If you're going to attack those citadels, you'd better have some strong data to back up your arguments.

So what is the prima facie evidence for Berkowitz's case? None, other than so-called "climategate," a loaded, media-coined term that in itself is propagating misconceptions over what happened in the hacked messages and what we should be taking away from it all.

In Berkowitz's words, the University of East Anglia "emails revealed that scientists ... around the globe deliberately distorted data to support dire global warming scenarios."

Now, I can understand how shortly after the revelations of the e-mails that some might jump to the conclusion that statements like "use Mike's Nature trick ... to hide the decline" are evidence of malfeasance. Premature? Yes, but understandable.

But much has passed since then. Much explanation has come to light to show that such a conclusion of malfeasance is off-base. As noted on this blog last month (and in many other places, too):

  • "Trick" is a term of art to indicate an elegant mathematical algorithm. Not convinced? Try doing a search on "computational trick." I get 4,600 hits, most linking to papers with the term in their title.
  • "Decline" refers to a decline in tree wood density since the 1960s, a phenomenon that is well-known and well-documented in the literature.
  • "Hide" refers to a decision to produce a "tidy" graph that did not include the well-known divergence between observed temperatures and temperatures inferred from tree rings after the 1960s.
  • Suffice it to say, none of the investigations into the behavior of the scientists implicated by the hacked e-mails has yet to find any evidence of data distortion. (See here and here.)

    So was Berkowitz's statement a "deliberate" distortion or just the result of poor scholarship? Your call.

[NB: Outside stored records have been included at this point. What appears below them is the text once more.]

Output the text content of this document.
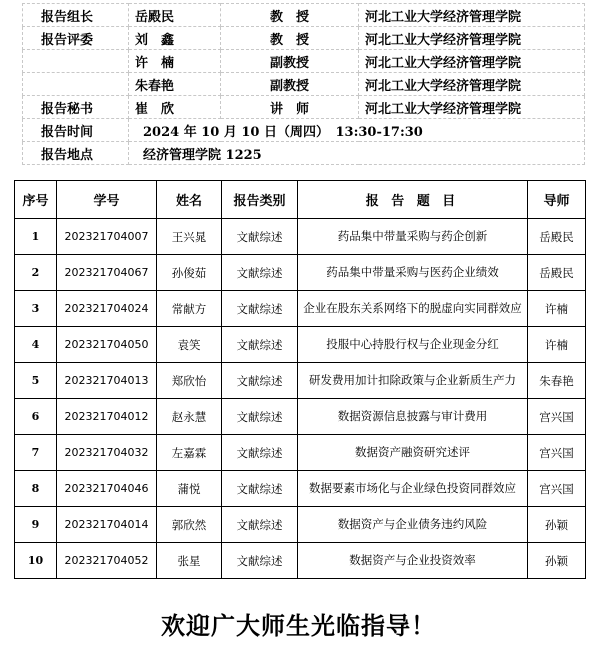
报告组长	岳殿民	教　授	河北工业大学经济管理学院
报告评委	刘　鑫	教　授	河北工业大学经济管理学院
	许　楠	副教授	河北工业大学经济管理学院
	朱春艳	副教授	河北工业大学经济管理学院
报告秘书	崔　欣	讲　师	河北工业大学经济管理学院
报告时间	2024 年 10 月 10 日（周四）　13:30-17:30		
报告地点	经济管理学院 1225		
序号	学号	姓名	报告类别	报 告 题 目	导师
1	202321704007	王兴晁	文献综述	药品集中带量采购与药企创新	岳殿民
2	202321704067	孙俊茹	文献综述	药品集中带量采购与医药企业绩效	岳殿民
3	202321704024	常献方	文献综述	企业在股东关系网络下的脱虚向实同群效应	许楠
4	202321704050	袁笑	文献综述	投服中心持股行权与企业现金分红	许楠
5	202321704013	郑欣怡	文献综述	研发费用加计扣除政策与企业新质生产力	朱春艳
6	202321704012	赵永慧	文献综述	数据资源信息披露与审计费用	宫兴国
7	202321704032	左嘉霖	文献综述	数据资产融资研究述评	宫兴国
8	202321704046	蒲悦	文献综述	数据要素市场化与企业绿色投资同群效应	宫兴国
9	202321704014	郭欣然	文献综述	数据资产与企业债务违约风险	孙颖
10	202321704052	张星	文献综述	数据资产与企业投资效率	孙颖
欢迎广大师生光临指导！
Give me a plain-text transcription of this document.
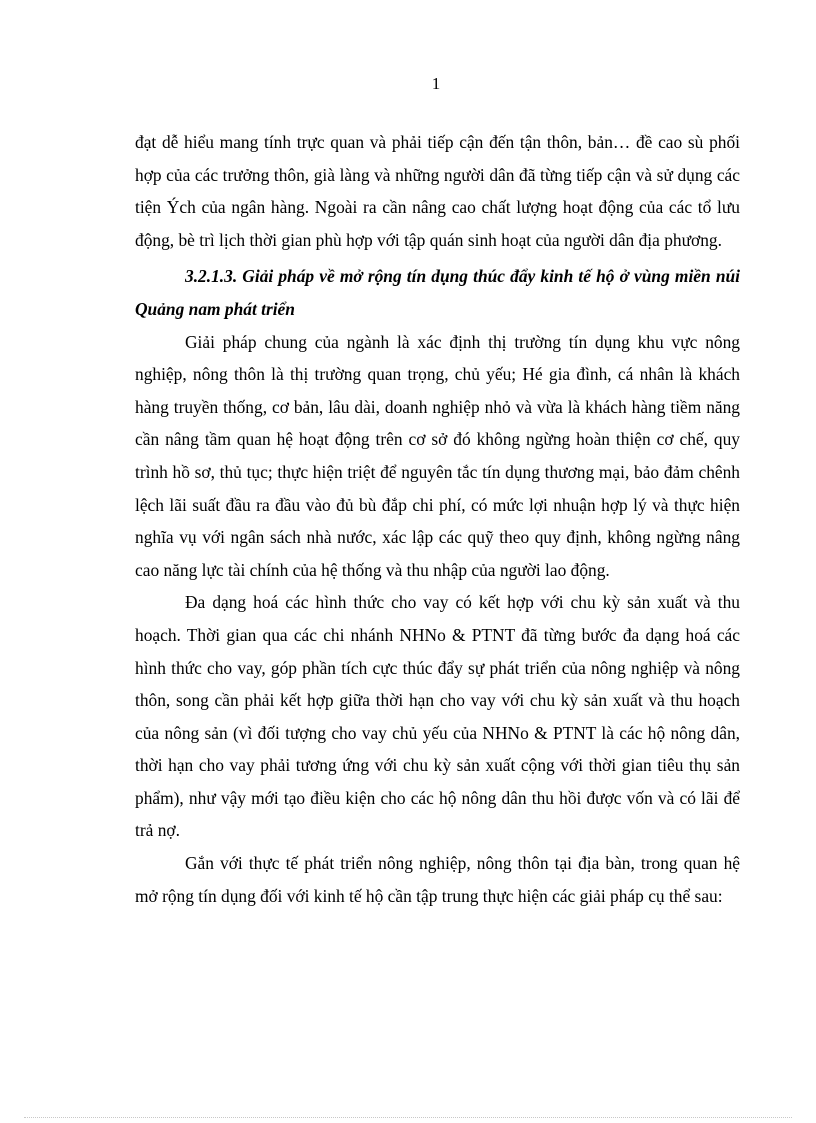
1

đạt dễ hiểu mang tính trực quan và phải tiếp cận đến tận thôn, bản… đề cao sù phối hợp của các trưởng thôn, già làng và những người dân đã từng tiếp cận và sử dụng các tiện Ých của ngân hàng. Ngoài ra cần nâng cao chất lượng hoạt động của các tổ lưu động, bè trì lịch thời gian phù hợp với tập quán sinh hoạt của người dân địa phương.

3.2.1.3. Giải pháp về mở rộng tín dụng thúc đẩy kinh tế hộ ở vùng miền núi Quảng nam phát triển

Giải pháp chung của ngành là xác định thị trường tín dụng khu vực nông nghiệp, nông thôn là thị trường quan trọng, chủ yếu; Hé gia đình, cá nhân là khách hàng truyền thống, cơ bản, lâu dài, doanh nghiệp nhỏ và vừa là khách hàng tiềm năng cần nâng tầm quan hệ hoạt động trên cơ sở đó không ngừng hoàn thiện cơ chế, quy trình hồ sơ, thủ tục; thực hiện triệt để nguyên tắc tín dụng thương mại, bảo đảm chênh lệch lãi suất đầu ra đầu vào đủ bù đắp chi phí, có mức lợi nhuận hợp lý và thực hiện nghĩa vụ với ngân sách nhà nước, xác lập các quỹ theo quy định, không ngừng nâng cao năng lực tài chính của hệ thống và thu nhập của người lao động.

Đa dạng hoá các hình thức cho vay có kết hợp với chu kỳ sản xuất và thu hoạch. Thời gian qua các chi nhánh NHNo & PTNT đã từng bước đa dạng hoá các hình thức cho vay, góp phần tích cực thúc đẩy sự phát triển của nông nghiệp và nông thôn, song cần phải kết hợp giữa thời hạn cho vay với chu kỳ sản xuất và thu hoạch của nông sản (vì đối tượng cho vay chủ yếu của NHNo & PTNT là các hộ nông dân, thời hạn cho vay phải tương ứng với chu kỳ sản xuất cộng với thời gian tiêu thụ sản phẩm), như vậy mới tạo điều kiện cho các hộ nông dân thu hồi được vốn và có lãi để trả nợ.

Gắn với thực tế phát triển nông nghiệp, nông thôn tại địa bàn, trong quan hệ mở rộng tín dụng đối với kinh tế hộ cần tập trung thực hiện các giải pháp cụ thể sau:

    Fortunately for Berkowitz, he works at one of those universities (Stanford), whose practices he so bitterly condemns, and so is protected by academic freedom.

    Blogosphere Overreach

    Can a complete falsehood perpetrated in the blogosphere lead to public outrage and a House panel investigation? You betcha, if the falsehood resonates in the anti-environment echo chamber.

    Last week, Robert Montgomery opined in his column for ESPNoutdoors.com that "a federal strategy ... could prohibit U.S. citizens from fishing some of the nation's oceans, coastal areas, Great Lakes, and even inland waters."

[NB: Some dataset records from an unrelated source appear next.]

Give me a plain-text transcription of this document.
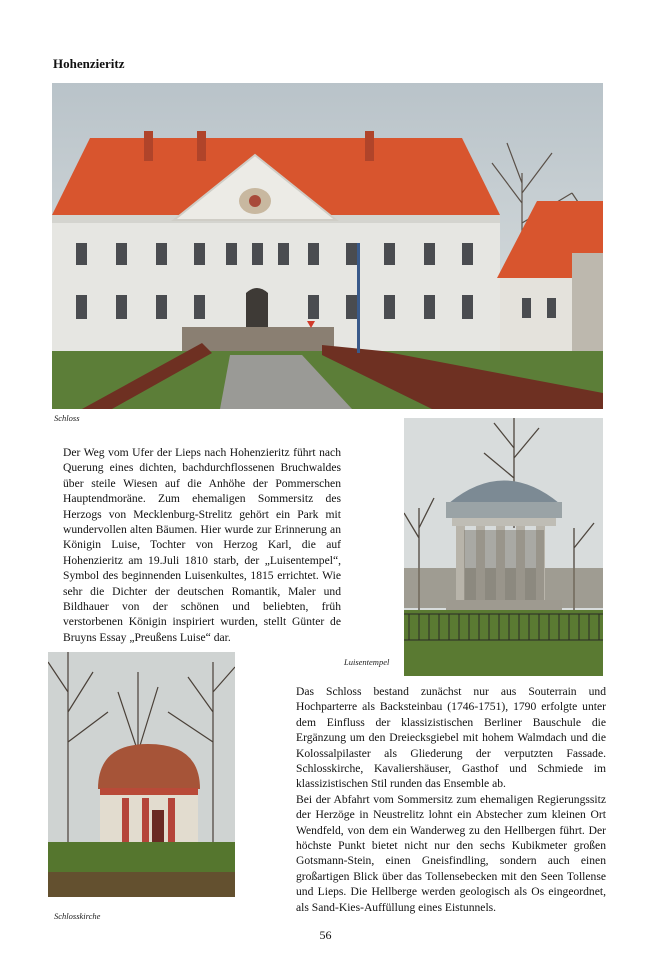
Hohenzieritz
Schloss

Der Weg vom Ufer der Lieps nach Hohenzieritz führt nach Querung eines dichten, bachdurchflossenen Bruchwaldes über steile Wiesen auf die Anhöhe der Pommerschen Hauptendmoräne. Zum ehemaligen Sommersitz des Herzogs von Mecklenburg-Strelitz gehört ein Park mit wundervollen alten Bäumen. Hier wurde zur Erinnerung an Königin Luise, Tochter von Herzog Karl, die auf Hohenzieritz am 19.Juli 1810 starb, der „Luisentempel“, Symbol des beginnenden Luisenkultes, 1815 errichtet. Wie sehr die Dichter der deutschen Romantik, Maler und Bildhauer von der schönen und beliebten, früh verstorbenen Königin inspiriert wurden, stellt Günter de Bruyns Essay „Preußens Luise“ dar.

Luisentempel
Schlosskirche

Das Schloss bestand zunächst nur aus Souterrain und Hochparterre als Backsteinbau (1746-1751), 1790 erfolgte unter dem Einfluss der klassizistischen Berliner Bauschule die Ergänzung um den Dreiecksgiebel mit hohem Walmdach und die Kolossalpilaster als Gliederung der verputzten Fassade. Schlosskirche, Kavaliershäuser, Gasthof und Schmiede im klassizistischen Stil runden das Ensemble ab.

Bei der Abfahrt vom Sommersitz zum ehemaligen Regierungssitz der Herzöge in Neustrelitz lohnt ein Abstecher zum kleinen Ort Wendfeld, von dem ein Wanderweg zu den Hellbergen führt. Der höchste Punkt bietet nicht nur den sechs Kubikmeter großen Gotsmann-Stein, einen Gneisfindling, sondern auch einen großartigen Blick über das Tollensebecken mit den Seen Tollense und Lieps. Die Hellberge werden geologisch als Os eingeordnet, als Sand-Kies-Auffüllung eines Eistunnels.

56
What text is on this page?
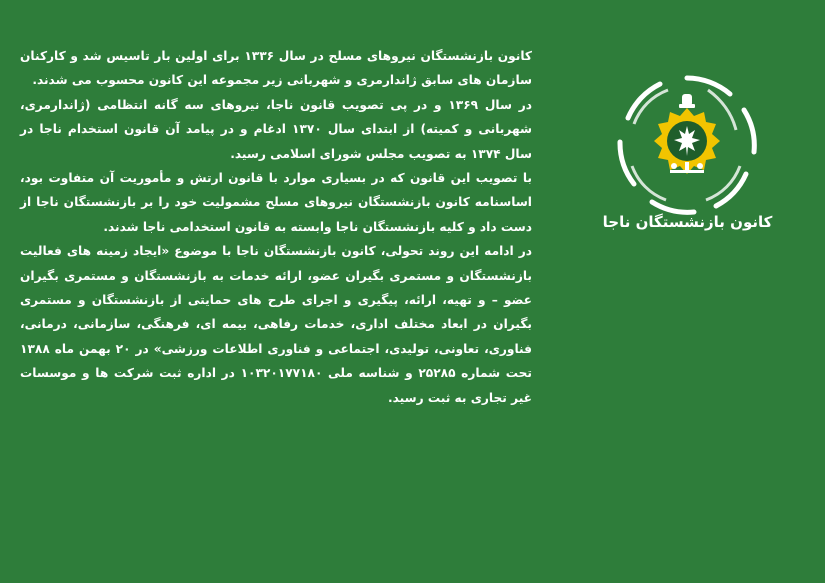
کانون بازنشستگان نیروهای مسلح در سال ۱۳۳۶ برای اولین بار تاسیس شد و کارکنان سازمان های سابق ژاندارمری و شهربانی زیر مجموعه این کانون محسوب می شدند.

در سال ۱۳۶۹ و در پی تصویب قانون ناجا، نیروهای سه گانه انتظامی (ژاندارمری، شهربانی و کمیته) از ابتدای سال ۱۳۷۰ ادغام و در پیامد آن قانون استخدام ناجا در سال ۱۳۷۴ به تصویب مجلس شورای اسلامی رسید.

با تصویب این قانون که در بسیاری موارد با قانون ارتش و مأموریت آن متفاوت بود، اساسنامه کانون بازنشستگان نیروهای مسلح مشمولیت خود را بر بازنشستگان ناجا از دست داد و کلیه بازنشستگان ناجا وابسته به قانون استخدامی ناجا شدند.

در ادامه این روند تحولی، کانون بازنشستگان ناجا با موضوع «ایجاد زمینه های فعالیت بازنشستگان و مستمری بگیران عضو، ارائه خدمات به بازنشستگان و مستمری بگیران عضو – و تهیه، ارائه، پیگیری و اجرای طرح های حمایتی از بازنشستگان و مستمری بگیران در ابعاد مختلف اداری، خدمات رفاهی، بیمه ای، فرهنگی، سازمانی، درمانی، فناوری، تعاونی، تولیدی، اجتماعی و فناوری اطلاعات ورزشی» در ۲۰ بهمن ماه ۱۳۸۸ تحت شماره ۲۵۲۸۵ و شناسه ملی ۱۰۳۲۰۱۷۷۱۸۰ در اداره ثبت شرکت ها و موسسات غیر تجاری به ثبت رسید.

کانون بازنشستگان ناجا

    This was quickly picked up by the blogosphere and amplified into a warning of an imminent attempt by the president to take the fishing rods right out of the hands of the American recreational fishing community.

    In no time flat, Jane Lubchenco, head of the National Oceans and Atmospheric Administration, was hauled in front of a House panel to "reassure ... the angling public." Lubchenco's response: "We are not proposing any blanket ban on recreational fishing."

    And what was the cause of the flap?

    This is what I wonder: the administration is getting ready to issue plans for a new ocean policy to protect fisheries; you know the things that recreational fishers want protected so they can keep fishing? Is it possible that those who oppose such measures are trying to spread a false rumor to inflame the fisher community and get them to oppose a policy before it's even issued?

    In any event, ESPN Outdoors has since apologized for Montgomery's piece, saying it should have been clearly labeled as opinion and not news. Now that's what you call outrage.